Oppure è preferibile esplorare la via del compromesso sapendo che, sulla Crimea, il discorso è chiuso e che all’Ucraina non si può imporre dall’esterno una federazione su base storico-culturale?
La prima delle due opzioni, quella di varare nuove sanzioni economiche e finanziarie approfondendo e prolungando nel tempo la spaccatura con il Cremlino, sulla carta ha i favori del pronostico. Per una serie di ragioni. L’Ucraina potrà bloccare ogni alternativa, soprattutto se parteciperà davvero il 17 prossimo a Vienna a un inedito incontro quadripartito tra America, Russia, Europa e, appunto, Ucraina. Si aggiunga che a sostenere le posizioni di Kiev ci sono sì in prima linea i polacchi e i baltici, ma anche quei settori politici e/o congressuali di Washington assai sensibili, di questi tempi, agli orientamenti della comunità polacca in America. E gli altri europei si sono già impegnati a favore delle nuove sanzioni, benché manchi finora l’azione offensiva di Putin che tutti (anche Obama) hanno indicato come motivo per far scattare il terzo e più grave castigo sanzionatorio.
Eppure, se è lecito temere che le pretese di Putin provochino lacerazioni profonde, l’arma diplomatica non è ancora spuntata. Nell’ultima settimana Kerry e Lavrov si sono parlati riservatamente, il che è buon segno. L’idea russa di fare dell’Ucraina una federazione tenuta insieme dai gasdotti non può essere accettata così com’è, ma può diventare oggetto di trattativa. È improbabile che Putin ottenga un’annessa garanzia costituzionale di neutralità, ma sul tema dell’ingresso di Kiev nella Nato esistono margini negoziali già emersi nel 2008, quando gli europei frenarono gli entusiasmi di George W. Bush. E alla Russia andrebbe comunque imposto di partecipare allo sforzo economico pro Ucraina e di ripristinare per il suo gas il prezzo di favore inizialmente concesso a Yanukovich. L’interrogativo, insomma, è ancora valido: una realistica stabilità dell’Ucraina può essere raggiunta in accordo con la Russia piuttosto che contro di essa?
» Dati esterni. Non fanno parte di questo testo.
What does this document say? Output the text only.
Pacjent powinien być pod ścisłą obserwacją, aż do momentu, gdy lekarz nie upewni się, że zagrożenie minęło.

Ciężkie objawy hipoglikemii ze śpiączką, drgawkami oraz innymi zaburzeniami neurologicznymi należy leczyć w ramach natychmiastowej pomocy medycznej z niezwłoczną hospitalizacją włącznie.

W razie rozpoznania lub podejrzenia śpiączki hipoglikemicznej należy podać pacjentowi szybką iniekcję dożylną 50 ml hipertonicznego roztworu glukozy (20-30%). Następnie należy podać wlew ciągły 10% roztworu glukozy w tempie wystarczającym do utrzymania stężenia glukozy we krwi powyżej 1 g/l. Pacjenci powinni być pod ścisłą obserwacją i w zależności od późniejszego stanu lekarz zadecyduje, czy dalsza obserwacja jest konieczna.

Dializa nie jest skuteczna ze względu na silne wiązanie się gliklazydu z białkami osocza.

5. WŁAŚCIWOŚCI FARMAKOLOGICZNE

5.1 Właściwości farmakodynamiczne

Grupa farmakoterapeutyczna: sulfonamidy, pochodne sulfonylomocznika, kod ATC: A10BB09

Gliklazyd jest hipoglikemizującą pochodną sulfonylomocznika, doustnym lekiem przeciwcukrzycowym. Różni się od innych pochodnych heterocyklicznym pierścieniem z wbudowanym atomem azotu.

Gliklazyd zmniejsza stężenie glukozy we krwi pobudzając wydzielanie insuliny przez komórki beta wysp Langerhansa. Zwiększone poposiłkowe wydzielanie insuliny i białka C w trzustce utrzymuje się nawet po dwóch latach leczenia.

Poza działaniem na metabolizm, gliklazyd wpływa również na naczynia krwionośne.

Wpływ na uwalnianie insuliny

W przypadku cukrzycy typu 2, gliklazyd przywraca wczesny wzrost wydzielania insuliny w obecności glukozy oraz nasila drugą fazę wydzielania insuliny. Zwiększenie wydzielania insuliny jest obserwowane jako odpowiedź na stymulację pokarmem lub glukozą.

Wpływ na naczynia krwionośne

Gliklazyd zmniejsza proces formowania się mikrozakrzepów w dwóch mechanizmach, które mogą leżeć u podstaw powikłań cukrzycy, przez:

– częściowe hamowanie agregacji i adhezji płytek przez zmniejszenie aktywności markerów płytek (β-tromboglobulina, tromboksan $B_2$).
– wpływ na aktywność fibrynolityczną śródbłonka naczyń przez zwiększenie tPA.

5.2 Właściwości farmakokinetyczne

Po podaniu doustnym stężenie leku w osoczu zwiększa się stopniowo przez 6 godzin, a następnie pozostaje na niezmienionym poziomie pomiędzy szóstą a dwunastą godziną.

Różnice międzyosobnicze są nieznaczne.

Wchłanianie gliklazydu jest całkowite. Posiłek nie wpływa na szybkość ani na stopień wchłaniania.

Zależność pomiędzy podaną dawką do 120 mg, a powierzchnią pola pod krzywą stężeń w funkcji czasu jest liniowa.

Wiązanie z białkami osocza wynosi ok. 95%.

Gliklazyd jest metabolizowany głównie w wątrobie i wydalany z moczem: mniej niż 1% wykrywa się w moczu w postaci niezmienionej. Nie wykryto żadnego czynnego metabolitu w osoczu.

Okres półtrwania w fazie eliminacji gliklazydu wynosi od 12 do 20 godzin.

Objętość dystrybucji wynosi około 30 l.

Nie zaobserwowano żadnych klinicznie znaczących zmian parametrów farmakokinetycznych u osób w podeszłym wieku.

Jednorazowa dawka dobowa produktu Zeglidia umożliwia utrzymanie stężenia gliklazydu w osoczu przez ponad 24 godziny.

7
Molte risposte dipendono da Vladimir Putin. Ma anche in Occidente sarebbe opportuno mettere da parte ogni retorica da fronte interno (tanto Obama quanto Putin ne hanno subito il peso) e andrebbe invece avviato, alla luce del sole, quel dibattito sul che fare che sin qui si è piuttosto dissimulato nei mormorii tipici dell’indecisionismo europeo (e da qualche tempo anche americano). Putin va sfidato all’insegna del suo stesso pragmatismo, gli va fatto capire che non può tenersi la Crimea, mettere le mani sull’Ucraina dell’Est e insieme scongiurare le sanzioni che manderebbero a picco la sua traballante economia. Non può, se non è pronto anche lui a fare concessioni e a dare garanzie, pur sapendo che servono almeno tre anni per far arrivare in Europa lo shale gas americano e che le sanzioni rischierebbero di aggravare anche lo stato dell’economia globale.
Per superare la crisi limitando i danni, tutelando maggioranze e minoranze ucraine senza creare un nuovo Muro e senza spingere una Russia indebolita nelle braccia della Cina avida di gas e petrolio, non serve un Occidente cinico. Basta un Occidente consapevole della sua forza e della debolezza economica russa, ma anche dotato di quella lucidità storica e politica che serve spesso a prevenire il peggio. E bisogna fare presto, perché non si potrà andare avanti a lungo con quei soldatini fermi al confine e quelle supersanzioni ferme in rampa di lancio.